KARACHI: Pakistani stocks continued their bullish run on Thursday, breaching the 176,000 points barrier for the first time after trading ended, with analysts attributing the surge to investors expecting further cuts in the policy rate. 

The KSE-100 benchmark gained 2,301.17 points at close of business on Thursday, marking an increase of 1.32 percent to settle at 176,355.49 points. 

Pakistan’s central bank cut its key policy rate by 50 basis points to 10.5 percent last ‌month, breaking a four-meeting ‌hold in a move ‌that ⁠surprised ​markets. Pakistan’s consumer price inflation slowed to 5.6 percent year-on-year in December, while prices fell on a monthly basis as per data from the finance ministry. 
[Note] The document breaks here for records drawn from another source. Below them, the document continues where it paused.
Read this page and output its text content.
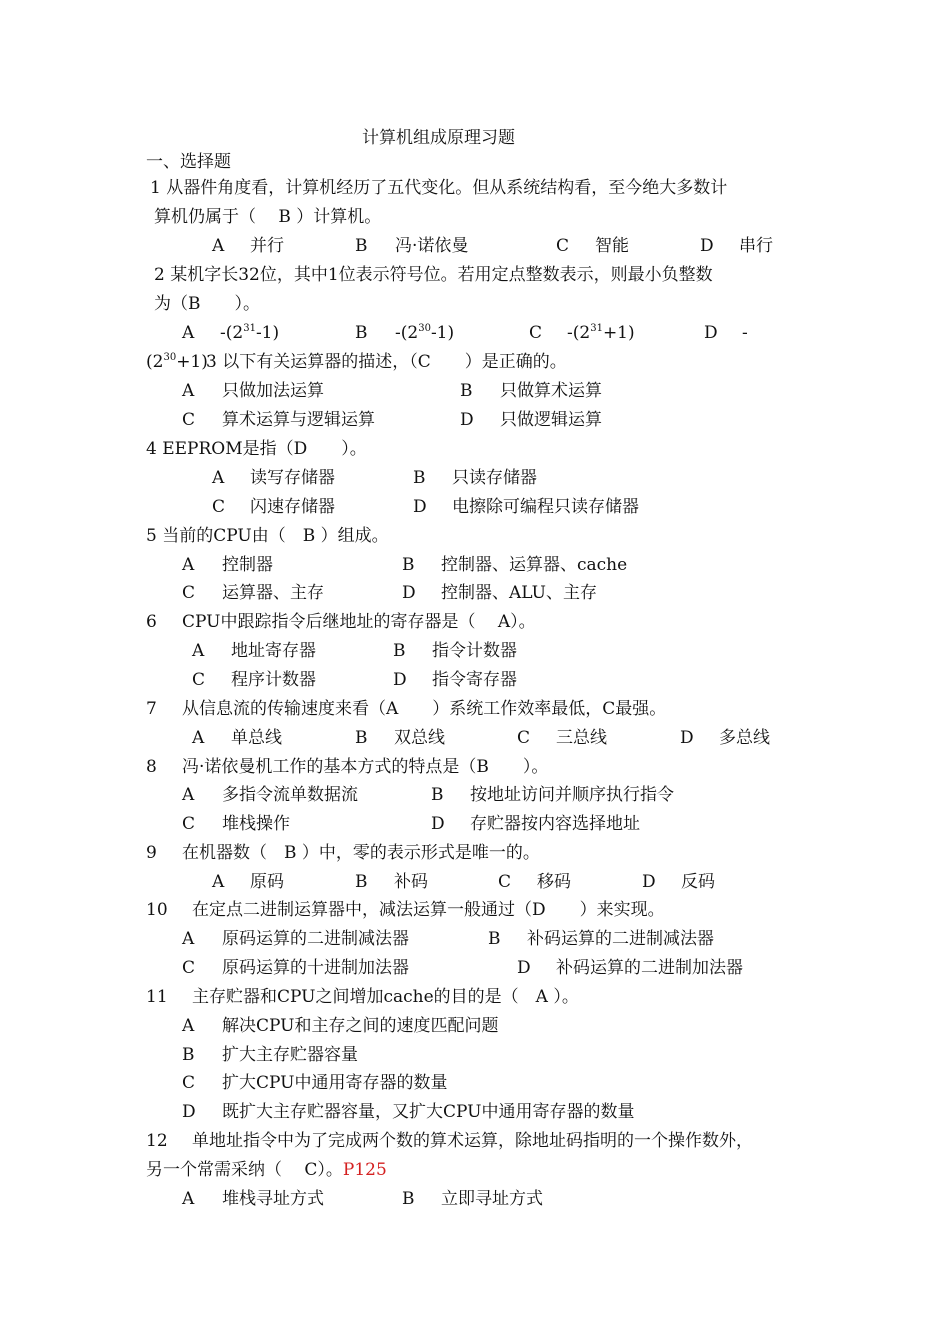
计算机组成原理习题
一、选择题
1 从器件角度看，计算机经历了五代变化。但从系统结构看，至今绝大多数计
算机仍属于（　 B ）计算机。
A 并行	B 冯·诺依曼	C 智能	D 串行
2 某机字长32位，其中1位表示符号位。若用定点整数表示，则最小负整数
为（B　　）。
A $-(2^{31}-1)$	B $-(2^{30}-1)$	C $-(2^{31}+1)$	D -
$(2^{30}+1)$
3 以下有关运算器的描述，（C　　）是正确的。
A 只做加法运算	B 只做算术运算
C 算术运算与逻辑运算	D 只做逻辑运算
4 EEPROM是指（D　　）。
A 读写存储器	B 只读存储器
C 闪速存储器	D 电擦除可编程只读存储器
5 当前的CPU由（　B ）组成。
A 控制器	B 控制器、运算器、cache
C 运算器、主存	D 控制器、ALU、主存
6 CPU中跟踪指令后继地址的寄存器是（　 A）。
A 地址寄存器	B 指令计数器
C 程序计数器	D 指令寄存器
7 从信息流的传输速度来看（A　　）系统工作效率最低，C最强。
A 单总线	B 双总线	C 三总线	D 多总线
8 冯·诺依曼机工作的基本方式的特点是（B　　）。
A 多指令流单数据流	B 按地址访问并顺序执行指令
C 堆栈操作	D 存贮器按内容选择地址
9 在机器数（　B ）中，零的表示形式是唯一的。
A 原码	B 补码	C 移码	D 反码
10 在定点二进制运算器中，减法运算一般通过（D　　）来实现。
A 原码运算的二进制减法器	B 补码运算的二进制减法器
C 原码运算的十进制加法器	D 补码运算的二进制加法器
11 主存贮器和CPU之间增加cache的目的是（　A ）。
A 解决CPU和主存之间的速度匹配问题
B 扩大主存贮器容量
C 扩大CPU中通用寄存器的数量
D 既扩大主存贮器容量，又扩大CPU中通用寄存器的数量
12 单地址指令中为了完成两个数的算术运算，除地址码指明的一个操作数外，
另一个常需采纳（　 C）。P125
A 堆栈寻址方式	B 立即寻址方式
“Upbeat data for consumer price index (CPI) inflation at 5.6pc in December 2025 [with] investors expecting a further State Bank of Pakistan rate cuts on falling inflation data,” Ahsan Mehanti, CEO of Arif Habib Commodities Ltd., told Arab News. 

The stock market witnessed a trading volume of 1,402.650 million shares, with a traded value of Rs48.424 billion ($173 million), compared with 957.239 million shares valued at Rs44.231 billion ($158 million) during the previous session.

Topline Securities, a leading brokerage firm in Pakistan, credited the surge to strong buying at the first session.

“This positivity can be accredited to buying by local institutions on the start of the new calendar year,” it said. 

Pakistan’s Finance Adviser Khurram Schehzad highlighted that the bullish trend at the stock market reflected “strong investor confidence.”

“With lower inflation, affordable fuel, stronger reserves, rising digitization and a buoyant capital market, Pakistan’s economic outlook is clearly improving--supporting greater confidence, better investment sentiment and more positive momentum for 2026,” he said on social media platform X.